Well, he can, but only _platonically_. He can write a million and one ballads of the White Wolf, defender of man, just, brave, et cetera, et cetera… But he can’t write songs about what it is to be held close by him; treasured, kissed. Can’t write songs of how much he craves that, wants it but knows he can’t have it.

Damn it all though, Jaskier is a _bard_ , music is woven into his soul alongside eager emotion and excessive dramatics. So he does write – writes beautiful, passionate love songs, and serenades to the owner of his heart, and ballads and prose declaring his devotion, all in spite of the fact that his love will never be returned.

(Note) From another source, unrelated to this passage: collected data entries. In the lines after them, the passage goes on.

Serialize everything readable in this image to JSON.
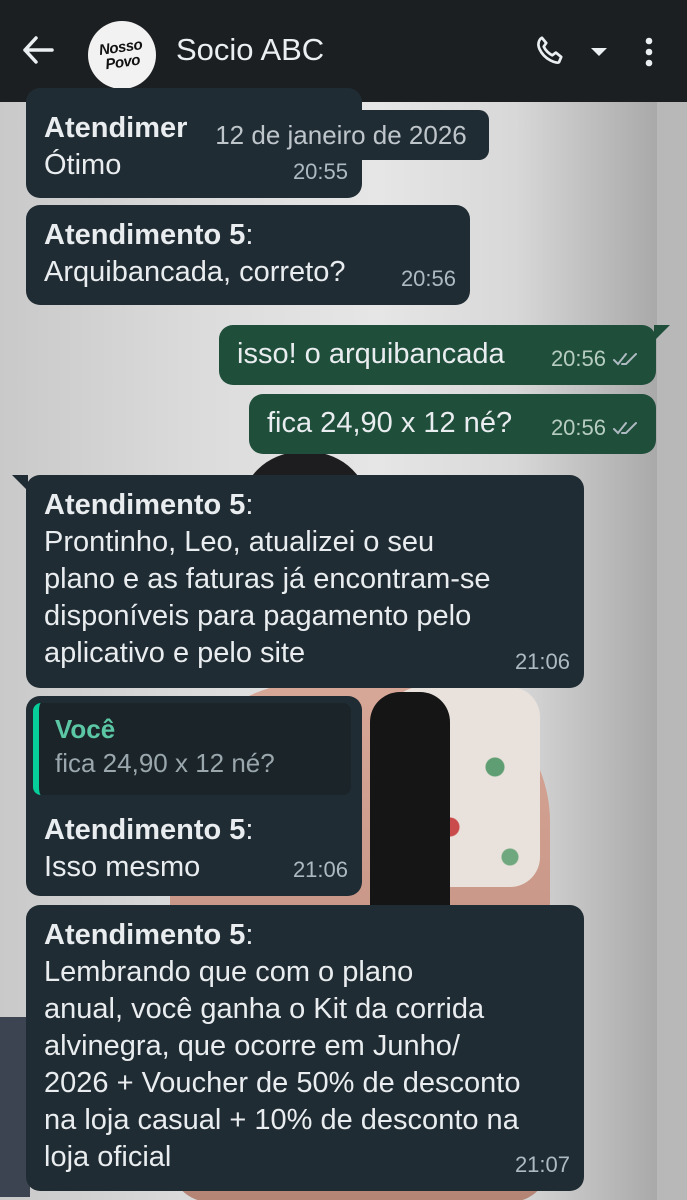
{
  "header": {
    "title": "Socio ABC",
    "avatar_line1": "Nosso",
    "avatar_line2": "Povo",
    "back_icon": "arrow-left-icon",
    "call_icon": "phone-icon",
    "menu_icon": "more-vertical-icon"
  },
  "date_separator": "12 de janeiro de 2026",
  "messages": [
    {
      "sender": "Atendimer",
      "colon": "",
      "text": "Ótimo",
      "time": "20:55",
      "direction": "in"
    },
    {
      "sender": "Atendimento 5",
      "colon": ":",
      "text": "Arquibancada, correto?",
      "time": "20:56",
      "direction": "in"
    },
    {
      "text": "isso! o arquibancada",
      "time": "20:56",
      "direction": "out"
    },
    {
      "text": "fica 24,90 x 12 né?",
      "time": "20:56",
      "direction": "out"
    },
    {
      "sender": "Atendimento 5",
      "colon": ":",
      "lines": [
        "Prontinho, Leo, atualizei o seu",
        "plano e as faturas já encontram-se",
        "disponíveis para pagamento pelo",
        "aplicativo e pelo site"
      ],
      "time": "21:06",
      "direction": "in"
    },
    {
      "quote_name": "Você",
      "quote_text": "fica 24,90 x 12 né?",
      "sender": "Atendimento 5",
      "colon": ":",
      "text": "Isso mesmo",
      "time": "21:06",
      "direction": "in"
    },
    {
      "sender": "Atendimento 5",
      "colon": ":",
      "lines": [
        "Lembrando que com o plano",
        "anual, você ganha o Kit da corrida",
        "alvinegra, que ocorre em Junho/",
        "2026 + Voucher de 50% de desconto",
        "na loja casual + 10% de desconto na",
        "loja oficial"
      ],
      "time": "21:07",
      "direction": "in"
    }
  ],
  "colors": {
    "header_bg": "#1c1f21",
    "incoming_bubble": "#202c33",
    "outgoing_bubble": "#1f4e3b",
    "quote_accent": "#06cf9c"
  }
}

He just… doesn’t write them about _Geralt_. Certainly he writes them about his love for the man, just changes every single lyric describing his love as the exact opposite of his darling witcher, so that no one in the entire continent will ever be able to tell who they’re about.

It makes for… Interesting storytelling. Instead of a brave, strong, handsome man, with brilliant amber eyes and hair like snow and a voice that haunts his dreams; a man noble and just and caring, if gruff and unsociable – instead of Geralt, wild and fierce and intense, he gets…

Jaskier hasn’t named her yet. Naturally, she doesn’t really exist, but when he’s written so much about her, he can’t help but feel he’s doing her an injustice by leaving her unnamed. She’s a slight thing, petite and soft, noble not of heart but of blood. Dark brown hair, almost black (but not quite, black is Yen’s colour, after all), and eyes a bright meadow green.

This nameless woman of his dresses as brightly as Jaskier does, and is as useless as he is with a blade. But she’s not quietly warm like Geralt, as she is his opposite, as best Jaskier could manage. She is blatantly callous and dismissive and cold – which, to be fair, is slightly like Geralt. But on Geralt it’s a front; this woman is genuinely that cruel. In his songs she beds Jaskier and promises him the world and leaves him, laughing and mocking as she goes, after every meeting of theirs. She’s plain _mean_ and the closer Jaskier gets to her, the worse she gets.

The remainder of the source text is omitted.